Home Attualita' Natale: consumatori, saldi da subito o sciopero spesa

Natale: consumatori, saldi da subito o sciopero spesa

I saldi in vista di un Natale “glaciale” sul fronte consumi, devono partire dal 10 dicembre e non dopo la Befana come da tradizione.
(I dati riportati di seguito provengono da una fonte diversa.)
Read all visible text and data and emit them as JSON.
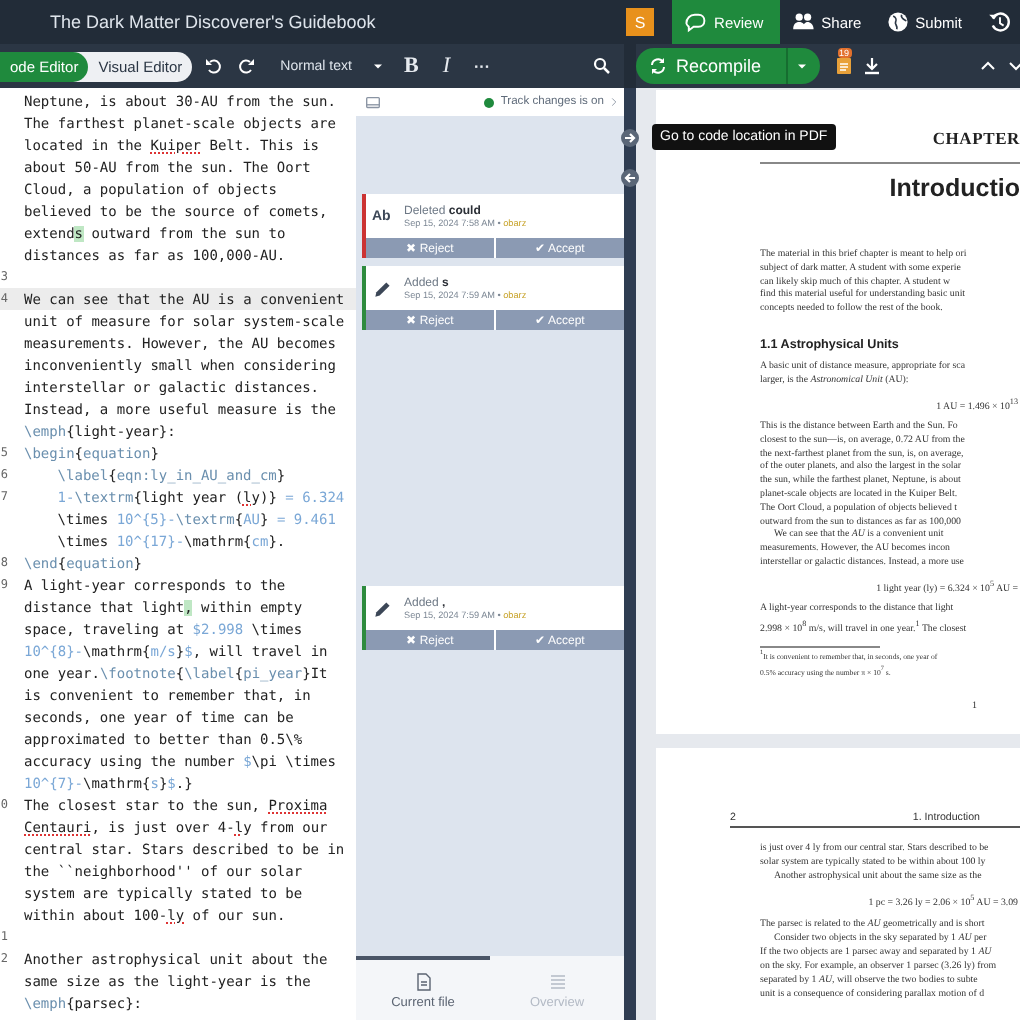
{
  "top_bar": {
    "title": "The Dark Matter Discoverer's Guidebook",
    "avatar": "S",
    "buttons": [
      {
        "label": "Review",
        "selected": true
      },
      {
        "label": "Share",
        "selected": false
      },
      {
        "label": "Submit",
        "selected": false
      }
    ]
  },
  "toolbar": {
    "modes": [
      {
        "label": "ode Editor",
        "selected": true
      },
      {
        "label": "Visual Editor",
        "selected": false
      }
    ],
    "style": "Normal text",
    "format": [
      "B",
      "I",
      "···"
    ],
    "recompile": "Recompile",
    "log_badge": "19"
  },
  "editor": {
    "lines": [
      {
        "active": false,
        "segments": [
          {
            "kind": "text",
            "text": "Neptune, is about 30-AU from the sun."
          }
        ]
      },
      {
        "active": false,
        "segments": [
          {
            "kind": "text",
            "text": "The farthest planet-scale objects are"
          }
        ]
      },
      {
        "active": false,
        "segments": [
          {
            "kind": "text",
            "text": "located in the "
          },
          {
            "kind": "misspelled",
            "text": "Kuiper"
          },
          {
            "kind": "text",
            "text": " Belt. This is"
          }
        ]
      },
      {
        "active": false,
        "segments": [
          {
            "kind": "text",
            "text": "about 50-AU from the sun. The Oort"
          }
        ]
      },
      {
        "active": false,
        "segments": [
          {
            "kind": "text",
            "text": "Cloud, a population of objects"
          }
        ]
      },
      {
        "active": false,
        "segments": [
          {
            "kind": "text",
            "text": "believed to be the source of comets,"
          }
        ]
      },
      {
        "active": false,
        "segments": [
          {
            "kind": "text",
            "text": "extend"
          },
          {
            "kind": "added",
            "text": "s"
          },
          {
            "kind": "text",
            "text": " outward from the sun to"
          }
        ]
      },
      {
        "active": false,
        "segments": [
          {
            "kind": "text",
            "text": "distances as far as 100,000-AU."
          }
        ]
      },
      {
        "n": "3",
        "active": false
      },
      {
        "n": "4",
        "active": true,
        "segments": [
          {
            "kind": "text",
            "text": "We can see that the AU is a convenient"
          }
        ]
      },
      {
        "active": false,
        "segments": [
          {
            "kind": "text",
            "text": "unit of measure for solar system-scale"
          }
        ]
      },
      {
        "active": false,
        "segments": [
          {
            "kind": "text",
            "text": "measurements. However, the AU becomes"
          }
        ]
      },
      {
        "active": false,
        "segments": [
          {
            "kind": "text",
            "text": "inconveniently small when considering"
          }
        ]
      },
      {
        "active": false,
        "segments": [
          {
            "kind": "text",
            "text": "interstellar or galactic distances."
          }
        ]
      },
      {
        "active": false,
        "segments": [
          {
            "kind": "text",
            "text": "Instead, a more useful measure is the"
          }
        ]
      },
      {
        "active": false,
        "segments": [
          {
            "kind": "command",
            "text": "\\emph"
          },
          {
            "kind": "text",
            "text": "{light-year}:"
          }
        ]
      },
      {
        "n": "5",
        "active": false,
        "segments": [
          {
            "kind": "command",
            "text": "\\begin"
          },
          {
            "kind": "text",
            "text": "{"
          },
          {
            "kind": "command",
            "text": "equation"
          },
          {
            "kind": "text",
            "text": "}"
          }
        ]
      },
      {
        "n": "6",
        "active": false,
        "indented": true,
        "segments": [
          {
            "kind": "command",
            "text": "\\label"
          },
          {
            "kind": "text",
            "text": "{"
          },
          {
            "kind": "command",
            "text": "eqn:ly_in_AU_and_cm"
          },
          {
            "kind": "text",
            "text": "}"
          }
        ]
      },
      {
        "n": "7",
        "active": false,
        "indented": true,
        "segments": [
          {
            "kind": "math",
            "text": "1-"
          },
          {
            "kind": "command",
            "text": "\\textrm"
          },
          {
            "kind": "text",
            "text": "{light year ("
          },
          {
            "kind": "misspelled",
            "text": "ly"
          },
          {
            "kind": "text",
            "text": ")} "
          },
          {
            "kind": "math",
            "text": "= 6.324"
          }
        ]
      },
      {
        "active": false,
        "indented": true,
        "segments": [
          {
            "kind": "text",
            "text": "\\times "
          },
          {
            "kind": "math",
            "text": "10^{5}-"
          },
          {
            "kind": "command",
            "text": "\\textrm"
          },
          {
            "kind": "text",
            "text": "{"
          },
          {
            "kind": "math",
            "text": "AU"
          },
          {
            "kind": "text",
            "text": "} "
          },
          {
            "kind": "math",
            "text": "= 9.461"
          }
        ]
      },
      {
        "active": false,
        "indented": true,
        "segments": [
          {
            "kind": "text",
            "text": "\\times "
          },
          {
            "kind": "math",
            "text": "10^{17}-"
          },
          {
            "kind": "text",
            "text": "\\mathrm{"
          },
          {
            "kind": "math",
            "text": "cm"
          },
          {
            "kind": "text",
            "text": "}."
          }
        ]
      },
      {
        "n": "8",
        "active": false,
        "segments": [
          {
            "kind": "command",
            "text": "\\end"
          },
          {
            "kind": "text",
            "text": "{"
          },
          {
            "kind": "command",
            "text": "equation"
          },
          {
            "kind": "text",
            "text": "}"
          }
        ]
      },
      {
        "n": "9",
        "active": false,
        "segments": [
          {
            "kind": "text",
            "text": "A light-year corresponds to the"
          }
        ]
      },
      {
        "active": false,
        "segments": [
          {
            "kind": "text",
            "text": "distance that light"
          },
          {
            "kind": "added",
            "text": ","
          },
          {
            "kind": "text",
            "text": " within empty"
          }
        ]
      },
      {
        "active": false,
        "segments": [
          {
            "kind": "text",
            "text": "space, traveling at "
          },
          {
            "kind": "math",
            "text": "$2.998"
          },
          {
            "kind": "text",
            "text": " \\times"
          }
        ]
      },
      {
        "active": false,
        "segments": [
          {
            "kind": "math",
            "text": "10^{8}-"
          },
          {
            "kind": "text",
            "text": "\\mathrm{"
          },
          {
            "kind": "math",
            "text": "m/s"
          },
          {
            "kind": "text",
            "text": "}"
          },
          {
            "kind": "math",
            "text": "$"
          },
          {
            "kind": "text",
            "text": ", will travel in"
          }
        ]
      },
      {
        "active": false,
        "segments": [
          {
            "kind": "text",
            "text": "one year."
          },
          {
            "kind": "command",
            "text": "\\footnote"
          },
          {
            "kind": "text",
            "text": "{"
          },
          {
            "kind": "command",
            "text": "\\label"
          },
          {
            "kind": "text",
            "text": "{"
          },
          {
            "kind": "command",
            "text": "pi_year"
          },
          {
            "kind": "text",
            "text": "}It"
          }
        ]
      },
      {
        "active": false,
        "segments": [
          {
            "kind": "text",
            "text": "is convenient to remember that, in"
          }
        ]
      },
      {
        "active": false,
        "segments": [
          {
            "kind": "text",
            "text": "seconds, one year of time can be"
          }
        ]
      },
      {
        "active": false,
        "segments": [
          {
            "kind": "text",
            "text": "approximated to better than 0.5\\%"
          }
        ]
      },
      {
        "active": false,
        "segments": [
          {
            "kind": "text",
            "text": "accuracy using the number "
          },
          {
            "kind": "math",
            "text": "$"
          },
          {
            "kind": "text",
            "text": "\\pi \\times"
          }
        ]
      },
      {
        "active": false,
        "segments": [
          {
            "kind": "math",
            "text": "10^{7}-"
          },
          {
            "kind": "text",
            "text": "\\mathrm{"
          },
          {
            "kind": "math",
            "text": "s"
          },
          {
            "kind": "text",
            "text": "}"
          },
          {
            "kind": "math",
            "text": "$"
          },
          {
            "kind": "text",
            "text": ".}"
          }
        ]
      },
      {
        "n": "0",
        "active": false,
        "segments": [
          {
            "kind": "text",
            "text": "The closest star to the sun, "
          },
          {
            "kind": "misspelled",
            "text": "Proxima"
          }
        ]
      },
      {
        "active": false,
        "segments": [
          {
            "kind": "misspelled",
            "text": "Centauri"
          },
          {
            "kind": "text",
            "text": ", is just over 4-"
          },
          {
            "kind": "misspelled",
            "text": "ly"
          },
          {
            "kind": "text",
            "text": " from our"
          }
        ]
      },
      {
        "active": false,
        "segments": [
          {
            "kind": "text",
            "text": "central star. Stars described to be in"
          }
        ]
      },
      {
        "active": false,
        "segments": [
          {
            "kind": "text",
            "text": "the ``neighborhood'' of our solar"
          }
        ]
      },
      {
        "active": false,
        "segments": [
          {
            "kind": "text",
            "text": "system are typically stated to be"
          }
        ]
      },
      {
        "active": false,
        "segments": [
          {
            "kind": "text",
            "text": "within about 100-"
          },
          {
            "kind": "misspelled",
            "text": "ly"
          },
          {
            "kind": "text",
            "text": " of our sun."
          }
        ]
      },
      {
        "n": "1",
        "active": false
      },
      {
        "n": "2",
        "active": false,
        "segments": [
          {
            "kind": "text",
            "text": "Another astrophysical unit about the"
          }
        ]
      },
      {
        "active": false,
        "segments": [
          {
            "kind": "text",
            "text": "same size as the light-year is the"
          }
        ]
      },
      {
        "active": false,
        "segments": [
          {
            "kind": "command",
            "text": "\\emph"
          },
          {
            "kind": "text",
            "text": "{parsec}:"
          }
        ]
      }
    ]
  },
  "review": {
    "track_changes": {
      "label": "Track changes is on",
      "on": true
    },
    "changes": [
      {
        "kind": "deleted",
        "icon_text": "Ab",
        "title": "Deleted **could**",
        "date": "Sep 15, 2024 7:58 AM • ",
        "author": "obarz",
        "reject": "✖ Reject",
        "accept": "✔ Accept"
      },
      {
        "kind": "added",
        "title": "Added **s**",
        "date": "Sep 15, 2024 7:59 AM • ",
        "author": "obarz",
        "reject": "✖ Reject",
        "accept": "✔ Accept"
      },
      {
        "kind": "added",
        "title": "Added **,**",
        "date": "Sep 15, 2024 7:59 AM • ",
        "author": "obarz",
        "reject": "✖ Reject",
        "accept": "✔ Accept"
      }
    ],
    "tabs": [
      {
        "label": "Current file",
        "selected": true
      },
      {
        "label": "Overview",
        "selected": false
      }
    ]
  },
  "tooltip": "Go to code location in PDF",
  "pdf": {
    "pages": [
      {
        "lines": [
          {
            "kind": "chapter",
            "text": "CHAPTER"
          },
          {
            "kind": "title",
            "text": "Introductio"
          },
          {
            "kind": "text",
            "text": "The material in this brief chapter is meant to help ori"
          },
          {
            "kind": "text",
            "text": "subject of dark matter. A student with some experie"
          },
          {
            "kind": "text",
            "text": "can likely skip much of this chapter. A student w"
          },
          {
            "kind": "text",
            "text": "find this material useful for understanding basic unit"
          },
          {
            "kind": "text",
            "text": "concepts needed to follow the rest of the book."
          },
          {
            "kind": "section",
            "text": "1.1   Astrophysical Units"
          },
          {
            "kind": "text",
            "text": "A basic unit of distance measure, appropriate for sca"
          },
          {
            "kind": "text",
            "text": "larger, is the *Astronomical Unit* (AU):"
          },
          {
            "kind": "equation",
            "text": "1 AU = 1.496 × 10$^{13}$"
          },
          {
            "kind": "text",
            "text": "This is the distance between Earth and the Sun. Fo"
          },
          {
            "kind": "text",
            "text": "closest to the sun—is, on average, 0.72 AU from the"
          },
          {
            "kind": "text",
            "text": "the next-farthest planet from the sun, is, on average,"
          },
          {
            "kind": "text",
            "text": "of the outer planets, and also the largest in the solar"
          },
          {
            "kind": "text",
            "text": "the sun, while the farthest planet, Neptune, is about"
          },
          {
            "kind": "text",
            "text": "planet-scale objects are located in the Kuiper Belt."
          },
          {
            "kind": "text",
            "text": "The Oort Cloud, a population of objects believed t"
          },
          {
            "kind": "text",
            "text": "outward from the sun to distances as far as 100,000"
          },
          {
            "kind": "indent",
            "text": "We can see that the *AU* is a convenient unit"
          },
          {
            "kind": "text",
            "text": "measurements. However, the AU becomes incon"
          },
          {
            "kind": "text",
            "text": "interstellar or galactic distances. Instead, a more use"
          },
          {
            "kind": "equation",
            "text": "1 light year (ly) = 6.324 × 10$^{5}$ AU ="
          },
          {
            "kind": "text",
            "text": "A light-year corresponds to the distance that light"
          },
          {
            "kind": "text",
            "text": "2.998 × 10$^{8}$ m/s, will travel in one year.$^{1}$ The closest"
          },
          {
            "kind": "footnote",
            "text": "$^{1}$It is convenient to remember that, in seconds, one year of"
          },
          {
            "kind": "footnote",
            "text": "0.5% accuracy using the number π × 10$^{7}$ s."
          },
          {
            "kind": "page_number",
            "text": "1"
          }
        ]
      },
      {
        "lines": [
          {
            "kind": "running_head",
            "text": "2",
            "head": "1.  Introduction"
          },
          {
            "kind": "text",
            "text": "is just over 4 ly from our central star. Stars described to be"
          },
          {
            "kind": "text",
            "text": "solar system are typically stated to be within about 100 ly"
          },
          {
            "kind": "indent",
            "text": "Another astrophysical unit about the same size as the"
          },
          {
            "kind": "equation",
            "text": "1 pc = 3.26 ly = 2.06 × 10$^{5}$ AU = 3.09"
          },
          {
            "kind": "text",
            "text": "The parsec is related to the *AU* geometrically and is short"
          },
          {
            "kind": "indent",
            "text": "Consider two objects in the sky separated by 1 *AU* per"
          },
          {
            "kind": "text",
            "text": "If the two objects are 1 parsec away and separated by 1 *AU*"
          },
          {
            "kind": "text",
            "text": "on the sky. For example, an observer 1 parsec (3.26 ly) from"
          },
          {
            "kind": "text",
            "text": "separated by 1 *AU*, will observe the two bodies to subte"
          },
          {
            "kind": "text",
            "text": "unit is a consequence of considering parallax motion of d"
          }
        ]
      }
    ]
  }
}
L’iniziativa è
sostenuta da Intesaconsumatori che ha già fatto pervenire sui tavoli di tutti gli assessori al Commercio delle regioni italiane una diffida a procurare danni ai consumatori.

Gli assessori regionali infatti, secondo l’Intesa, possono emanare da subito una delibera che autorizza i commercianti che ne abbiano intenzione, a praticare saldi sulla merce fin dal giorno 10.”Questa è l’unica soluzione reale per chi voglia davvero vendere durante un Natale che sarà glaciale, altro che freddo per i consumi” afferma Carlo Rienzi del Codacons.

Intesaconsumatori respinge la proposta del presidente di Confcommercio, Sergio Billé, per un contenimento dei prezzi: “é una proposta inutile e generica – secondo Carlo Pilieri – che serve solo a spingere il governo a fare un ulteriore regalo
ai commercianti di 4 miliardi di euro con la revisione degli studi di settore che hanno sostituito lo scontrino fiscale”.

Intanto, per protestare contro la corsa dei prezzi, l’8 dicembre dovrà essere la giornata della ‘Watching-no shopping day’: guardare, annotare i prezzi e non comprare. Sotto l’albero
si metterà un buono (scaricabile dai siti di Codacons, Adusbef, Federconsumatori e Adoc) per il regalo di Natale che verrà consegnato dopo le feste “quando lo stesso oggetto costerà il 40-50% in meno di oggi” sottolinea Elio Lannutti, presidente di Adusbef.

Tra le iniziative all’insegna dello slogan ‘Salviamo la tredicesima’, la proposta a tutti i commercianti di applicare uno sconto del 20%, da subito, ai clienti che mostreranno la tessera di adesione a una associazione dell’Intesa consumatori. Ai dettaglianti che vorranno aderire, la vetrofania applicabile
sulla vetrina può essere scaricata dai siti delle associazioni. Un’indagine dell’Intesa sui cali dei consumi del Natale 2004 rispetto all’anno precedente, evidenzia un crollo del 62% delle
intenzioni di spesa dei consumatori, il settore più penalizzato sarà quello dei regali (-36%), e dei viaggi (-29%).